2. Christopher Brookmyre
Another mystery and thriller writer whose books have been turned into a TV series. The most well known of his books is Quite Ugly One Morning which was the first in the Jack Parlabane series and the one turned into a TV series starring James Nesbitt as the reporter who is dragged into a murder investigation. As well as the Jack Parlabane series, he has a couple of other series as well as quite a few standalone works.
What I love about his books are the fantastic titles, “Attack of the Unsinkable Rubber Ducks” springs to mind, as well as the generally incompetent villains who are often more of a danger to themselves than anyone else in the book. The other thing I really like is that they are for the most part set in west central Scotland which is where I live and work. Books feel so much more real when you can visualise a particular place.
Occasionally there is a bit too much social or political commentary for my tastes and they can be a bit blokey with big long sections on computer games, football or music but that can be forgiven as he is the author of one of my all time favourite books The Sacred Art of Stealing.
3. Jenny Colgan
Just to prove that it’s not all crime and murder in Scottish books I thought I’d better include Jenny Colgan chic lit author extraordinaire. Currently lives mostly in France but was born in Prestwick on the west coast of Scotland.
I’ve been reading Jenny’s books ever since I first picked up Looking for Andrew McCarthy many years ago. Her books are funny, quirky, occasionally sad and have an interesting mix of characters. Most of the latest ones have had some sort of food related theme (sweetshop of dreams, beachfront bakery, cupcake café etc) which is great because who doesn’t love reading about cakes and sweets. What makes them even better is that they tend to include a selection of recipes to try at home. I still use the cupcake recipe as it never fails despite how incompetent I am in the kitchen. (she also posts them on her blog which you can find here)
As a random fact, she recently wrote an episode of Doctor Who which is one of my favourite TV shows.
4. Stuart MacBride
…and it’s back to crime and murder. This time mostly in the Aberdeen area (north east of Scotland).
Stuart MacBride books tend to get compared with Ian Rankin but I actually kind of prefer them in some ways. His most famous series features police detective Logan McRae who seems to end up investigating an inordinate number of serial killers. What makes the stories so great is how real the characters feel. They avoid a lot (although not all) of the clichés such as the alcohol problem and the ex wife and all of the characters develop and change over the course of the series.

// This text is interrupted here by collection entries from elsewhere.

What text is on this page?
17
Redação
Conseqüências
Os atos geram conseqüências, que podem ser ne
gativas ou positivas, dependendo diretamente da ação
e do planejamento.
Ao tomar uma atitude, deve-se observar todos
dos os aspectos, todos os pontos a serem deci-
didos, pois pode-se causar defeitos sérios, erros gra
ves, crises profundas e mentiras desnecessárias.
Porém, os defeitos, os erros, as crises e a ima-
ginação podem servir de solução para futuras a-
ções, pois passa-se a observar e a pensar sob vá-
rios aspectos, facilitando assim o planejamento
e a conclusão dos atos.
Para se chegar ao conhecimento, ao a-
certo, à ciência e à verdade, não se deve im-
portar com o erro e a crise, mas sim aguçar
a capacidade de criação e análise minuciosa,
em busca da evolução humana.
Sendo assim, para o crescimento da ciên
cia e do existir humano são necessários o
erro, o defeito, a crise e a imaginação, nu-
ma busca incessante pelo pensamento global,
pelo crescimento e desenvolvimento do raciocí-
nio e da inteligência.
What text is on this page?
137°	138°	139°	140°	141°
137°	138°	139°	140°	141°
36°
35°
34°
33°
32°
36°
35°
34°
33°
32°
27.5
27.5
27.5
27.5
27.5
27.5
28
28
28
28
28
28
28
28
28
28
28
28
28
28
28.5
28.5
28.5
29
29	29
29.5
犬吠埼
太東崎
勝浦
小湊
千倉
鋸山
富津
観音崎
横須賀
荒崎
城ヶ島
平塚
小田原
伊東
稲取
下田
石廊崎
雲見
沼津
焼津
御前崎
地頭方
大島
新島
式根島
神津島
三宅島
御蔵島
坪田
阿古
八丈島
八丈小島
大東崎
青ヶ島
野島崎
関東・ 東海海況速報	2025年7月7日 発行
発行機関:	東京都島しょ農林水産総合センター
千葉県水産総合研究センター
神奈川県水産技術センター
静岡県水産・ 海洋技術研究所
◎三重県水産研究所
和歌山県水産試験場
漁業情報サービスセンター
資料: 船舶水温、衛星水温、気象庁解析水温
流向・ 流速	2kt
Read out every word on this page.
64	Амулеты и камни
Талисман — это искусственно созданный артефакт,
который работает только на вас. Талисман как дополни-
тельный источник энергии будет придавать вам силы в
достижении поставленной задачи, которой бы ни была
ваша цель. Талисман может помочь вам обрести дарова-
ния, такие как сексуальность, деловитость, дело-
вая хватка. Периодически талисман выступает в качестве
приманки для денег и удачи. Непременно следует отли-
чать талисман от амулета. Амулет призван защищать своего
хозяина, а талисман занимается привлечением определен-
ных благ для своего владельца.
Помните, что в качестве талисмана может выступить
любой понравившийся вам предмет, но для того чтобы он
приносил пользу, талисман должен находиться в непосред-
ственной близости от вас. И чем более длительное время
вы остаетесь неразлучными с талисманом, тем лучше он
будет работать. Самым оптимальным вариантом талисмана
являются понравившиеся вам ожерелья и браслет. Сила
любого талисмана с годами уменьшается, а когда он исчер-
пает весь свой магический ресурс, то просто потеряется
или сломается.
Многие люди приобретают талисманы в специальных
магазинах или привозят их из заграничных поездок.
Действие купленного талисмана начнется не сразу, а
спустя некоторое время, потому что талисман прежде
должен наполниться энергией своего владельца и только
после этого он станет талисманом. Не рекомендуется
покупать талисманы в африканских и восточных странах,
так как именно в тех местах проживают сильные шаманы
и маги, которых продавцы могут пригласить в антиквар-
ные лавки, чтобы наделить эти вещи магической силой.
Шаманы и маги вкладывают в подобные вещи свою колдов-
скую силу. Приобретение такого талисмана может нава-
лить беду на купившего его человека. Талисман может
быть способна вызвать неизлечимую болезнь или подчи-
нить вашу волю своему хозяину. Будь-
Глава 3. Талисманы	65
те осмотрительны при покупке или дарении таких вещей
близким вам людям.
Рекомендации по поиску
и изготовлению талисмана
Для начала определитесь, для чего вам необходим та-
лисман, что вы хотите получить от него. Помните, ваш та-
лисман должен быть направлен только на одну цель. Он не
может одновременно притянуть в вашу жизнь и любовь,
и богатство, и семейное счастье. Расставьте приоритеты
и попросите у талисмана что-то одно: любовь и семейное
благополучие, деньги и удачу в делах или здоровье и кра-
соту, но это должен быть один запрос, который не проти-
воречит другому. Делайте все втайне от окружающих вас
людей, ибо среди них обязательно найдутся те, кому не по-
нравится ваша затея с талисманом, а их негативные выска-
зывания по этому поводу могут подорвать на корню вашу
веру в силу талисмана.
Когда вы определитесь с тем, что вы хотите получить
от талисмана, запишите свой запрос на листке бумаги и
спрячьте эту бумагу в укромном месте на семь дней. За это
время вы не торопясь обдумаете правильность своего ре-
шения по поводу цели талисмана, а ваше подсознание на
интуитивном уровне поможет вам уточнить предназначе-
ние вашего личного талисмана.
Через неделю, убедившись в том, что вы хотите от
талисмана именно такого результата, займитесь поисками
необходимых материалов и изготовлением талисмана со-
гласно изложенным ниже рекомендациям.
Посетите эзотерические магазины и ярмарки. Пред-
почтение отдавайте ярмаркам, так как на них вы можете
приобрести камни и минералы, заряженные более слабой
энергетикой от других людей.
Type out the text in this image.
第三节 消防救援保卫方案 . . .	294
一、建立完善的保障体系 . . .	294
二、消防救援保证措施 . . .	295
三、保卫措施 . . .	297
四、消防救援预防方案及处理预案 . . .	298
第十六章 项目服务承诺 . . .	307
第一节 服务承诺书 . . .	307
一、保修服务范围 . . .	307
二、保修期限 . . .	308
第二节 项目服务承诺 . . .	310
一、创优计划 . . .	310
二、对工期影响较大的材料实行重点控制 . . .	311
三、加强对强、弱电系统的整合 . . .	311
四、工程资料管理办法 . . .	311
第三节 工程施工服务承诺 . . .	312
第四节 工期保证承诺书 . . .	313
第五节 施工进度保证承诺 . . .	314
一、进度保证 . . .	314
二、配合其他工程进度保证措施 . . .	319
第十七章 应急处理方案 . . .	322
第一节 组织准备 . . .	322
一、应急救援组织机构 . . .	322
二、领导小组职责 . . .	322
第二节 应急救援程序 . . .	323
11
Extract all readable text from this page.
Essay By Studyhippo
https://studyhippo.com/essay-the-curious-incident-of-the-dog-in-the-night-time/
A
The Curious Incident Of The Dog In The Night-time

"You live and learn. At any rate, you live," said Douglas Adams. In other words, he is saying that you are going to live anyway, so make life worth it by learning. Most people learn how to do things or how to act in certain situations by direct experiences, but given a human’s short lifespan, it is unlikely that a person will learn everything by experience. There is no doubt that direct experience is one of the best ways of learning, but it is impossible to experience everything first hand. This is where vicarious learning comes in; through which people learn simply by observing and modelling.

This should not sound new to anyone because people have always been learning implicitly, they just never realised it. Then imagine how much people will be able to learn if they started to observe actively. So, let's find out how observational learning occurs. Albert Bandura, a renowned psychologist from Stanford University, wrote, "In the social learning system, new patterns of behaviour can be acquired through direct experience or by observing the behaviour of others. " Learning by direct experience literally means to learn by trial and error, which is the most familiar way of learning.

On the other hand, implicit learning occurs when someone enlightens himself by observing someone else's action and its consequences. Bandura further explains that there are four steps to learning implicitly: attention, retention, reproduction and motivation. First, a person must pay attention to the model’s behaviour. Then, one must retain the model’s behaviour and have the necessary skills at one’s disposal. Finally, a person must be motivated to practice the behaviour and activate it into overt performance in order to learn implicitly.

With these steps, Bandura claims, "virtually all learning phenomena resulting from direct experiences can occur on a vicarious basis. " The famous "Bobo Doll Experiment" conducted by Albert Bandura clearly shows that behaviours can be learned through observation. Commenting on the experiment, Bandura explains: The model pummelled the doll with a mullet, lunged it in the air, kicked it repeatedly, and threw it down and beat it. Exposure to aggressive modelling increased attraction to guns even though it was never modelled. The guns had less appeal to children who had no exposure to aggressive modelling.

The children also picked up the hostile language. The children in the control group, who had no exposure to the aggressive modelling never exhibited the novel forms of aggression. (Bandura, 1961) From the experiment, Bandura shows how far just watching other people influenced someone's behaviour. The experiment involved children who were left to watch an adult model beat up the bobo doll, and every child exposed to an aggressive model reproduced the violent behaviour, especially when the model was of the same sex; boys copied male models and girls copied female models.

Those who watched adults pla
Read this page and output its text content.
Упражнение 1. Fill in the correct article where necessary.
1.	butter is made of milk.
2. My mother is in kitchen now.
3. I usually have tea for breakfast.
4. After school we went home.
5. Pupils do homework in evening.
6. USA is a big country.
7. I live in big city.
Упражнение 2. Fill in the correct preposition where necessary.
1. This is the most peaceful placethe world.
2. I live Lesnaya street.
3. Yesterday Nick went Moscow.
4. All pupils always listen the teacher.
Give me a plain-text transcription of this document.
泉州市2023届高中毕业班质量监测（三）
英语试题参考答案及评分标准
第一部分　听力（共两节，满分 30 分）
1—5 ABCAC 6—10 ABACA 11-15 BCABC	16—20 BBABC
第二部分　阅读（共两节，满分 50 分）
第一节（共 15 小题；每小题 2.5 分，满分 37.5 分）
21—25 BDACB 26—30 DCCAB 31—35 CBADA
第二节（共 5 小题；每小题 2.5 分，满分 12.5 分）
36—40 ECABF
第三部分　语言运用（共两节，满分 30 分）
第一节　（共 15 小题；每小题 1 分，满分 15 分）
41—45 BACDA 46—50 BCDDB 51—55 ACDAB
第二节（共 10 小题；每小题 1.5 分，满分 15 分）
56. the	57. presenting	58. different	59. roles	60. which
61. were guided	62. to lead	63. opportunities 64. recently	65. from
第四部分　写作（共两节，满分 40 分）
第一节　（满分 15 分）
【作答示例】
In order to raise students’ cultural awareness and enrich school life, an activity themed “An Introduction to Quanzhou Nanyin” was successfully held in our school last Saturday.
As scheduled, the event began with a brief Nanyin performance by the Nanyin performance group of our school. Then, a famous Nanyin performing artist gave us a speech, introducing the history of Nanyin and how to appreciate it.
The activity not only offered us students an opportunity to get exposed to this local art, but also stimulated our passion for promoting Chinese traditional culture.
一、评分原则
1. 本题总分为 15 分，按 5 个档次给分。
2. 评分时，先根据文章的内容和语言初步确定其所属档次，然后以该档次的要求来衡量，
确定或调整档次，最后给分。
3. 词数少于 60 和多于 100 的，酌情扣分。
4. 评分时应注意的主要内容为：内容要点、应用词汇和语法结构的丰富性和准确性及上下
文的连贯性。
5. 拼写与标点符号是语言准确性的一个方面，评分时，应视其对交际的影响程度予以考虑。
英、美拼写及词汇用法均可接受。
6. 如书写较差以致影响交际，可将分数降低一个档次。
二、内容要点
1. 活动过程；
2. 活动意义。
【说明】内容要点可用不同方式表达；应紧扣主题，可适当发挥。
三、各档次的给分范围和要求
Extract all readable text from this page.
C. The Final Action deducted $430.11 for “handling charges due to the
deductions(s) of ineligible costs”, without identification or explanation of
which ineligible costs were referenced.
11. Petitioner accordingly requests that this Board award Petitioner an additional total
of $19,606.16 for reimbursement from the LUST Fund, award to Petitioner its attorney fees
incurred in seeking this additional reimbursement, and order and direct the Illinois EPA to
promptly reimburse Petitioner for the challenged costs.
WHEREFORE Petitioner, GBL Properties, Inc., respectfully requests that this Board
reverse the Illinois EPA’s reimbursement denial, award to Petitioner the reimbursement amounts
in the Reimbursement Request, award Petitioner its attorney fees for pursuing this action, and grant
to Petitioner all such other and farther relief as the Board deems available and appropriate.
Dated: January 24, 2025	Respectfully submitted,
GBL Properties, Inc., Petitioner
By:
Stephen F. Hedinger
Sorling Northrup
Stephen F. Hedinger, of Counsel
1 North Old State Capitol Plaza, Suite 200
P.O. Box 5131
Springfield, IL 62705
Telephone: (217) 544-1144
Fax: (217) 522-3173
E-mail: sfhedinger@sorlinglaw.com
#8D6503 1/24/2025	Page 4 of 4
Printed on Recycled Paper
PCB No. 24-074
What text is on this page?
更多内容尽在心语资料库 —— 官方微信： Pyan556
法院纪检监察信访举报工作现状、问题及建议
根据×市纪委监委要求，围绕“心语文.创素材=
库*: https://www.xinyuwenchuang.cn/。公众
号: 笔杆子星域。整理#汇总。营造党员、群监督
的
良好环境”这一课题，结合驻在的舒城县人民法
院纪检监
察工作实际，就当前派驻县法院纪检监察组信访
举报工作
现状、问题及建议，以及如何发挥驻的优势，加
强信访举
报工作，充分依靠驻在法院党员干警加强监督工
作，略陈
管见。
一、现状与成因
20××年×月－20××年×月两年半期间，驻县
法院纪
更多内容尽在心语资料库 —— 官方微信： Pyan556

There is quite a bit of humour, mostly dark, a lot of bad language, usually some pretty gruesome deaths and some violence. Main character Logan is pretty likeable, doesn’t want to be a hero just wants to keep his head down and stay out of trouble, but the big draw for me is the cast of supporting dysfunctional characters who tend to make me laugh. I also love the constant commentary on the miserable weather. It is almost always raining which to be honest is pretty true to life in Scotland. The running joke here is that you know it’s summer because the rain’s warm.
5. Lewis Grassic Gibbon
I have to admit I’ve only read one Lewis Grassic Gibbon novel, Sunset Song, but it had such a big influence on me I had to include him in the list. He was born in Aberdeenshire in 1901 and passed away in 1935 but I think his books will remain classics forever.
Sunset Song is the first in the Scots Quair trilogy and was a set text when I was in secondary school meaning I was essentially forced to read it, or at least that’s how it felt at the time. At the start I absolutely hated it. It’s a very difficult book to read as the language includes a lot of words local to the area and the time which I had no idea of the meaning of. I spent probably the first quarter of the book flicking to the back pages where there were translations for some of the terms. It’s very difficult to get into a book when you have to keep looking words up.
However once I started to pick up the language I found I really loved it. It was one of the first books I had to really think about and which raised a lot of issues about the impact of the war. The characters were so real and the story captivating. It broke my heart in places.
Anyway, that’s my list for this week. What do you think? It’s got me thinking about how many crime writers there are in Scotland which is a bit of a worry but I promise it’s not all crime and death.